Le lecteur peut être surpris, c’est vrai, de voir se raconter une histoire dont l’héroïne n’est que de passage, ici et là… Certes, elle vit sa propre destinée, elle est aussi en quête d’un amour à retrouver, mais ce que Jean-Claude Servais nous raconte, c’est la similitude des qualités du renard et de Juliette à la recherche de son Roméo, qui s’appelle Arnaud… Des qualités comme la ruse, comme la solidarité, comme l’obstination… Et il le fait en nous faisant en même temps découvrir, justement, ce qu’est la vie de ce petit canidé. Mais toujours par le biais de l’imaginaire, et même de l’humour ! Et c’est ainsi qu’il nous emmène avec lui dans une suite de petits chapitres, nous racontant comment, par exemple, dans l’ancien royaume des animaux, ont été distribuées les queues des différentes espèces… Nous faisant assister à un spectacle de marionnettes, le corbeau et le renard, fable d’Esope, ici, pas de La Fontaine… Nous faisant découvrir ou redécouvrir le fameux Roman de Renart… Nous montrant la folie meurtrière de l’homme apeuré, toujours, par ce qu’il ne comprend pas… Et puis il y a la légende extraordinaire de la fée Renarde, une légende philosophique, poétique, onirique…

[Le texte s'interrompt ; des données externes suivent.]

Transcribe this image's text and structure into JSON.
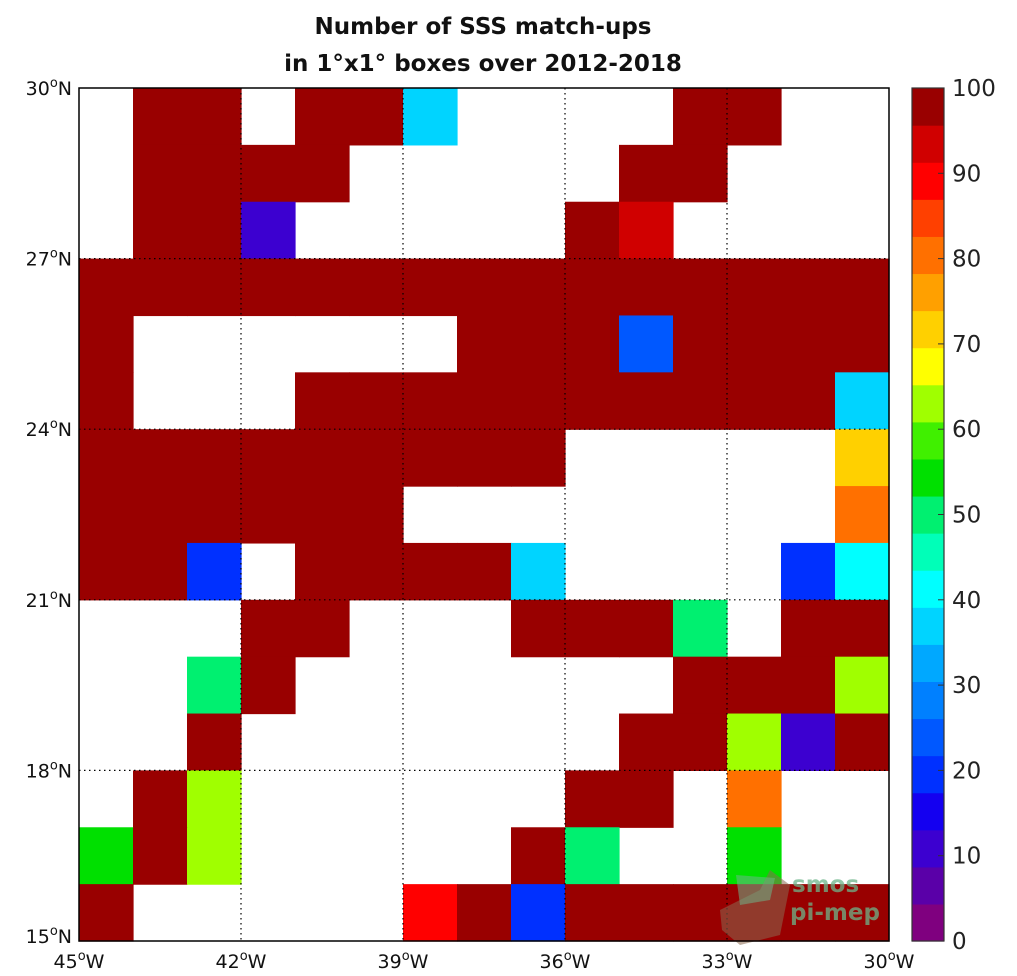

Je suis « fan » de Servais depuis toujours… Je le connais un peu… J’ai, comme Tanguy Dumortier, eu la chance de passer presque une journée dans son chalet bleu, avec mon épouse… C’est un homme exceptionnel, et ce livre-ci est d’une beauté simple, pure, sans apprêts, sans d’autre message que la tolérance et le respect de la vie sauvage, animale… Donc humaine, aussi… Un dessin réaliste, précis, auquel la couleur de Guy Raives apporte une essentielle profondeur… Jean-Claude Servais est un des dessinateurs bd belges essentiels. Et son renard rusé fait partie de ses livres les plus aboutis… Un livre qui, en outre, en annonce d’autres, nous dit Servais en préambule à son album… Avec comme personnages centraux le cerf, le chat, le corbeau, entre autres…
Lien vers ma chronique radio de ce samedi 6 janvier 2024.
Jacques et Josiane Schraûwen
Renard Rusé (auteur : Jean-Claude Servais – couleurs : Guy Raives – éditeur : Dupuis – octobre 2023 – 80 pages)
J’aime é répéter que Jean-Claude Servais est mon auteur « chouchou » et ce c’est pas un vain mot. Il est un dessinateur réaliste, et quel dessinateur, il est aussi un fabuleux conteur. Il est plongé dans la nature, il est de la nature et il la magnifie au fil des pages. Il m’arrive parfois de dire à des connaissances….qui ne le connaissent pas (encore) : lorsque Jean-Claude Servais dessine un oiseau, vous comptez ses plumes, lorsqu’il dessine un arbre, vous en dénombrez les feuilles… J’ai apprécié ici le thème de » l’animal totem », Juliette recherche le sien, j’ai dit un jour à Jean-Claude que le mien…c’était l’ours…souvenez-vous, il n’y a pas si longtemps, un de ses albums lui était consacré. Dans l’édition reçue du Club de la BD de Florenville, en 1ère de Couv’ , le visage, j’écris bien le visage de Goupil m’a interpellé, je ne sais si c’est mon imagination ou mon interprétation, mais il semble sourire, oui il sourit ! J’ai apprécié le découpage de l’album avec ces légendes, ces contes, ces fables où ce prince des sous-bois est lui aussi honoré dans tout le respect qu’il mérite et ce, même si parfois la peur mais surtout la bêtise et la méchanceté de certains hommes lui sont fatales. Un superbe album en effet mais avons-nous jamais lu un opus de notre « Gaumais » préféré qui ne fut point excellent ? Poser la question c’est y répondre. Bravo à lui. Et merci à vous Jacques pour cette belle chronique.